Built as an architectural folly by the wealthy and eccentric William Beckford atop Lansdown Hill in 1827, the Tower was once Beckford’s private retreat and library; but is now a museum.
Lansdown Cemetery adjoins the site, but burials only began here after Beckford’s death in 1844. Beckford’s body was moved from the Bath Abbey Cemetery in 1848 and buried here in his own self-designed pink granite tomb overlooked by the tower he loved. It is unsurprising really that it is said that his ghost is sighted walking the cemetery at night.
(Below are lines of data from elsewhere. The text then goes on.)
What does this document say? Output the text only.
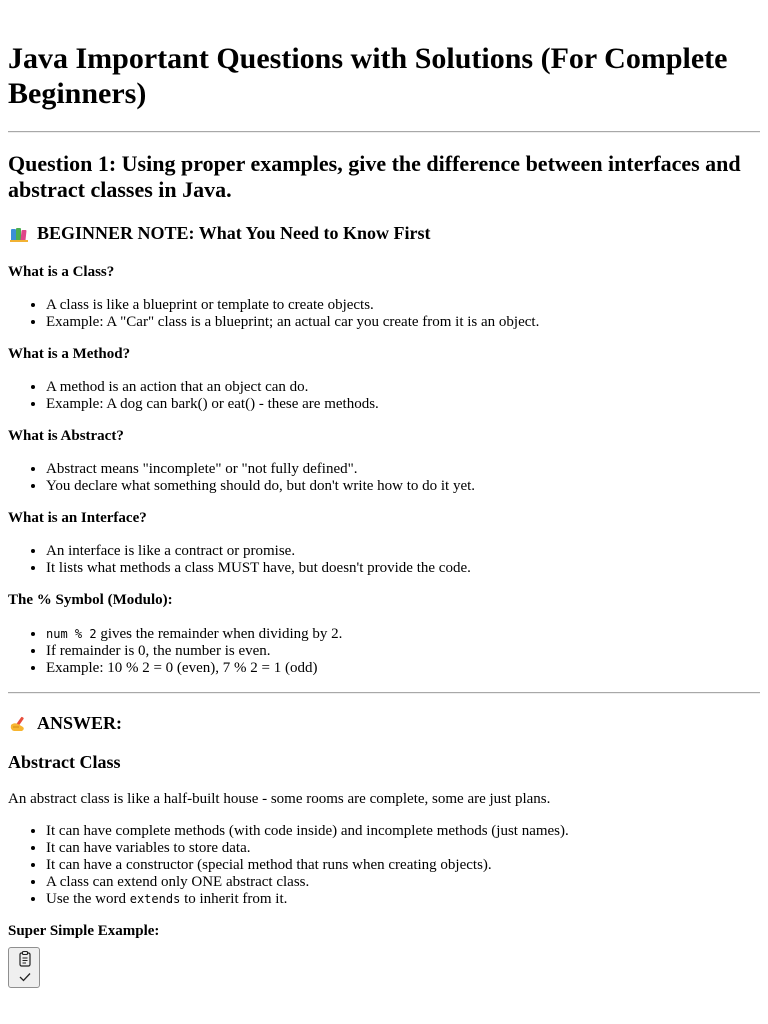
Java Important Questions with Solutions (For Complete Beginners)
Question 1: Using proper examples, give the difference between interfaces and abstract classes in Java.
BEGINNER NOTE: What You Need to Know First
What is a Class?
• A class is like a blueprint or template to create objects.
• Example: A "Car" class is a blueprint; an actual car you create from it is an object.
What is a Method?
• A method is an action that an object can do.
• Example: A dog can bark() or eat() - these are methods.
What is Abstract?
• Abstract means "incomplete" or "not fully defined".
• You declare what something should do, but don't write how to do it yet.
What is an Interface?
• An interface is like a contract or promise.
• It lists what methods a class MUST have, but doesn't provide the code.
The % Symbol (Modulo):
• num % 2 gives the remainder when dividing by 2.
• If remainder is 0, the number is even.
• Example: 10 % 2 = 0 (even), 7 % 2 = 1 (odd)
ANSWER:
Abstract Class

An abstract class is like a half-built house - some rooms are complete, some are just plans.

• It can have complete methods (with code inside) and incomplete methods (just names).
• It can have variables to store data.
• It can have a constructor (special method that runs when creating objects).
• A class can extend only ONE abstract class.
• Use the word extends to inherit from it.
Super Simple Example:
The tower not only houses a museum but also rental accommodation. Past guests have recorded in the visitors book of seeing a ghostly spaniel sniffing around the graveyard. This is believed to be Beckford’s pet dog, Tiny, who was once buried here. Now its remains have been removed it is said it still haunts the area where it once was buried.
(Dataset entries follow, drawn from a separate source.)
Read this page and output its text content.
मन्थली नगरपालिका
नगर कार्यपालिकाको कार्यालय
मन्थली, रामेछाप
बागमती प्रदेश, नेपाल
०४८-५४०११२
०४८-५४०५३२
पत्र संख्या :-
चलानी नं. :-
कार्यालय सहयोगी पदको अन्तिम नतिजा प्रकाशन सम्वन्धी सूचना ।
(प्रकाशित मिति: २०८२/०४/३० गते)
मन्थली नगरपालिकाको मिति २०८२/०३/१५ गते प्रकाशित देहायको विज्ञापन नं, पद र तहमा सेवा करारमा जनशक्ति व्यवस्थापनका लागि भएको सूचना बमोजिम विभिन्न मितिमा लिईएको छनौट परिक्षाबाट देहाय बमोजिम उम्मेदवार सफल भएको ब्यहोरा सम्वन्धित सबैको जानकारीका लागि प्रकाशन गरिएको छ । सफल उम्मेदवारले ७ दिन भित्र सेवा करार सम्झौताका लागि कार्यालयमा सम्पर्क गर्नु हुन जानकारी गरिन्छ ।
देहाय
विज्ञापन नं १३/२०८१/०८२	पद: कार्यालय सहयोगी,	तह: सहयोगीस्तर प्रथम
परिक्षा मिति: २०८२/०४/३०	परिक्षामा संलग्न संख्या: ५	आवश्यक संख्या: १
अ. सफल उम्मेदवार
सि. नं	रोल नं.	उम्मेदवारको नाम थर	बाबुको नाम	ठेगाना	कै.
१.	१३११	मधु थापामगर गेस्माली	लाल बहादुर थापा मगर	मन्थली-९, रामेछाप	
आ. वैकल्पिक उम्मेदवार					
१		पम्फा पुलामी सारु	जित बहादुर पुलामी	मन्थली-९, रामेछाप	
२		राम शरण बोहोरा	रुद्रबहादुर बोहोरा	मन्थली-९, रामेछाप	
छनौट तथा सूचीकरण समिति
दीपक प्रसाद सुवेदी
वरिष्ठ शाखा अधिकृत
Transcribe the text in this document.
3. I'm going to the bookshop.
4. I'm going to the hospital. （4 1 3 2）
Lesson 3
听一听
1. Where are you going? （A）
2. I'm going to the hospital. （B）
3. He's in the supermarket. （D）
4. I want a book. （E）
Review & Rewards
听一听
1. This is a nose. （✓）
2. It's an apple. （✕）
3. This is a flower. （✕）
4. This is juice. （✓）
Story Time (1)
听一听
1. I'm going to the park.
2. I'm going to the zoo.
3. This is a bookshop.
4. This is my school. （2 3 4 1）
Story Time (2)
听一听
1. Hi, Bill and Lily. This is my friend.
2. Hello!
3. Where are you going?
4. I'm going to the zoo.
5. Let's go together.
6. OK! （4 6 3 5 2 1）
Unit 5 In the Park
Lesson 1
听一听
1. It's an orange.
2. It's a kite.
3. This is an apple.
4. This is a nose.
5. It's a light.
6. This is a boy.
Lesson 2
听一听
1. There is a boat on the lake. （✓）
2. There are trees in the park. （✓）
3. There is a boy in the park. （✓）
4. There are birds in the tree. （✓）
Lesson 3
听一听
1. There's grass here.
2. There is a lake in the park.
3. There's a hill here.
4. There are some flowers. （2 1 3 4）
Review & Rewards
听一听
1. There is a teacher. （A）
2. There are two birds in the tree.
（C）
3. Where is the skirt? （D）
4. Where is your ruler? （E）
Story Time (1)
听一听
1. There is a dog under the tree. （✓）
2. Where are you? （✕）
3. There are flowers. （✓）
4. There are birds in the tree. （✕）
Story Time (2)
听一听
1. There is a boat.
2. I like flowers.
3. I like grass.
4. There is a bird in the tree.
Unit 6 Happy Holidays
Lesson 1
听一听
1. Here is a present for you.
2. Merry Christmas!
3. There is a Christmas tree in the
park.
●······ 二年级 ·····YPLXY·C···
The abbey and surrounding area is a hot spot for tourists during the daytime but during the evening it’s a lovely area to wander around. You’re usually alone albeit with a few people hurridly heading between bars or home via the abbey precinct, so night is the perfect time to get a great shot of the abbey all lit up.
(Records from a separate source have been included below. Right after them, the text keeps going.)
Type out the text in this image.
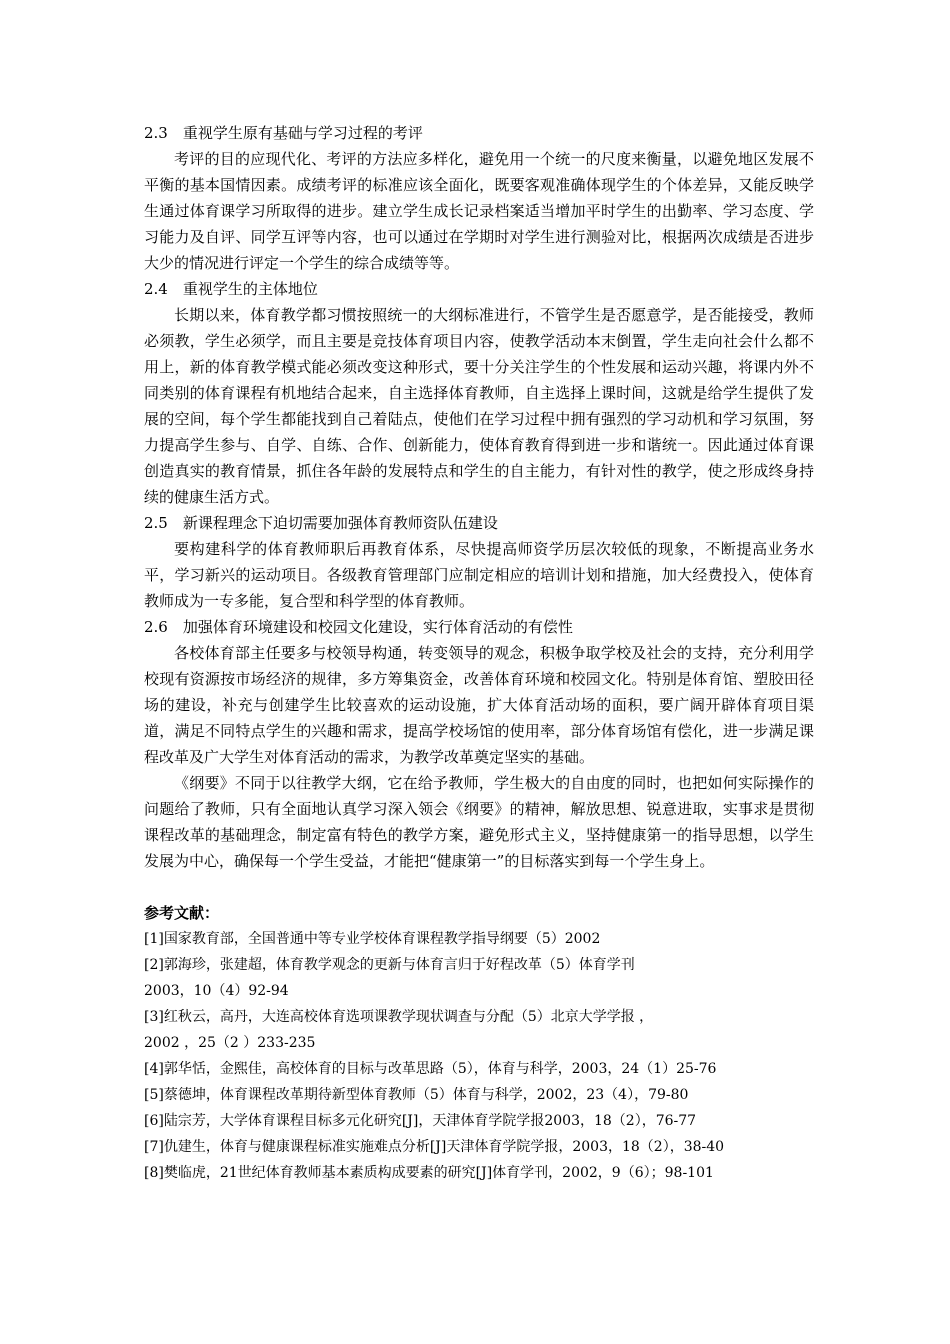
2.3　重视学生原有基础与学习过程的考评
考评的目的应现代化、考评的方法应多样化，避免用一个统一的尺度来衡量，以避免地区发展不平衡的基本国情因素。成绩考评的标准应该全面化，既要客观准确体现学生的个体差异，又能反映学生通过体育课学习所取得的进步。建立学生成长记录档案适当增加平时学生的出勤率、学习态度、学习能力及自评、同学互评等内容，也可以通过在学期时对学生进行测验对比，根据两次成绩是否进步大少的情况进行评定一个学生的综合成绩等等。
2.4　重视学生的主体地位
长期以来，体育教学都习惯按照统一的大纲标准进行，不管学生是否愿意学，是否能接受，教师必须教，学生必须学，而且主要是竞技体育项目内容，使教学活动本末倒置，学生走向社会什么都不用上，新的体育教学模式能必须改变这种形式，要十分关注学生的个性发展和运动兴趣，将课内外不同类别的体育课程有机地结合起来，自主选择体育教师，自主选择上课时间，这就是给学生提供了发展的空间，每个学生都能找到自己着陆点，使他们在学习过程中拥有强烈的学习动机和学习氛围，努力提高学生参与、自学、自练、合作、创新能力，使体育教育得到进一步和谐统一。因此通过体育课创造真实的教育情景，抓住各年龄的发展特点和学生的自主能力，有针对性的教学，使之形成终身持续的健康生活方式。
2.5　新课程理念下迫切需要加强体育教师资队伍建设
要构建科学的体育教师职后再教育体系，尽快提高师资学历层次较低的现象，不断提高业务水平，学习新兴的运动项目。各级教育管理部门应制定相应的培训计划和措施，加大经费投入，使体育教师成为一专多能，复合型和科学型的体育教师。
2.6　加强体育环境建设和校园文化建设，实行体育活动的有偿性
各校体育部主任要多与校领导构通，转变领导的观念，积极争取学校及社会的支持，充分利用学校现有资源按市场经济的规律，多方筹集资金，改善体育环境和校园文化。特别是体育馆、塑胶田径场的建设，补充与创建学生比较喜欢的运动设施，扩大体育活动场的面积，要广阔开辟体育项目渠道，满足不同特点学生的兴趣和需求，提高学校场馆的使用率，部分体育场馆有偿化，进一步满足课程改革及广大学生对体育活动的需求，为教学改革奠定坚实的基础。
《纲要》不同于以往教学大纲，它在给予教师，学生极大的自由度的同时，也把如何实际操作的问题给了教师，只有全面地认真学习深入领会《纲要》的精神，解放思想、锐意进取，实事求是贯彻课程改革的基础理念，制定富有特色的教学方案，避免形式主义，坚持健康第一的指导思想，以学生发展为中心，确保每一个学生受益，才能把“健康第一”的目标落实到每一个学生身上。
参考文献：
[1]国家教育部，全国普通中等专业学校体育课程教学指导纲要（5）2002
[2]郭海珍，张建超，体育教学观念的更新与体育言归于好程改革（5）体育学刊
2003，10（4）92-94
[3]红秋云，高丹，大连高校体育选项课教学现状调查与分配（5）北京大学学报 ，
2002 ，25（2 ）233-235
[4]郭华恬，金熙佳，高校体育的目标与改革思路（5），体育与科学，2003，24（1）25-76
[5]蔡德坤，体育课程改革期待新型体育教师（5）体育与科学，2002，23（4），79-80
[6]陆宗芳，大学体育课程目标多元化研究[J]，天津体育学院学报2003，18（2），76-77
[7]仇建生，体育与健康课程标准实施难点分析[J]天津体育学院学报，2003，18（2），38-40
[8]樊临虎，21世纪体育教师基本素质构成要素的研究[J]体育学刊，2002，9（6）；98-101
The building you see today is the third incarnation of this holy place of worship. Originally built as an Anglo-Saxon monastery in 757AD, the Normans replaced these buildings with their own magnificent abbey and monastery. Today’s abbey would fit comfortably within the nave of the Norman church if it still existed. This huge complex of monastic buildings was pretty neglected by the 15th century, which is when Bishop Oliver King’s vision of a new abbey kickstarted the building of the church we see today.
Although the Dissolution of the Monasteries in the 1530s under King Henry VIII saw the closure of the Monastery, his daughter, Queen Elizabeth I rescued the abbey and the building project continued into the 17th century. There have long been rumours of monks said to haunt the precinct and courtyard around the abbey, where once the cloisters, refectory and other monastic buildings stood, an amateur photographer believes he is the first to capture a confirmed sighting.
In August 2005 Russell Cribbs was heading home when he paused to take a photograph outside the abbey doors. It was 9.53pm according to his phone and with the abbey lit up he thought it would make a great picture. He waited until the few people who were milling around had moved on and then took his picture.
About half an hour later he arrived home and decided to take a look at it. Sadly he realised that he had taken it in a hurry and that it was blurred, however he suddenly spotted in the centre of the photo, in front of the abbey doors there was a dark figure that was certainly not there when he took the picture. Looking closer he realised he could see no shadow and that it looked very much like a figure in a cowled long coak – almost like a monk’s habit.
He knew there was no one there when he took the picture as he had made sure that everyone had moved on before he took it. So who was this person and where had they appeared from? Is this proof that the monks of Bath Abbey still haunt the area to this day or was it simply a person who ran into shot? We’ll let you decide for yourself. There is a fairly grainy shot online at: flickr.com.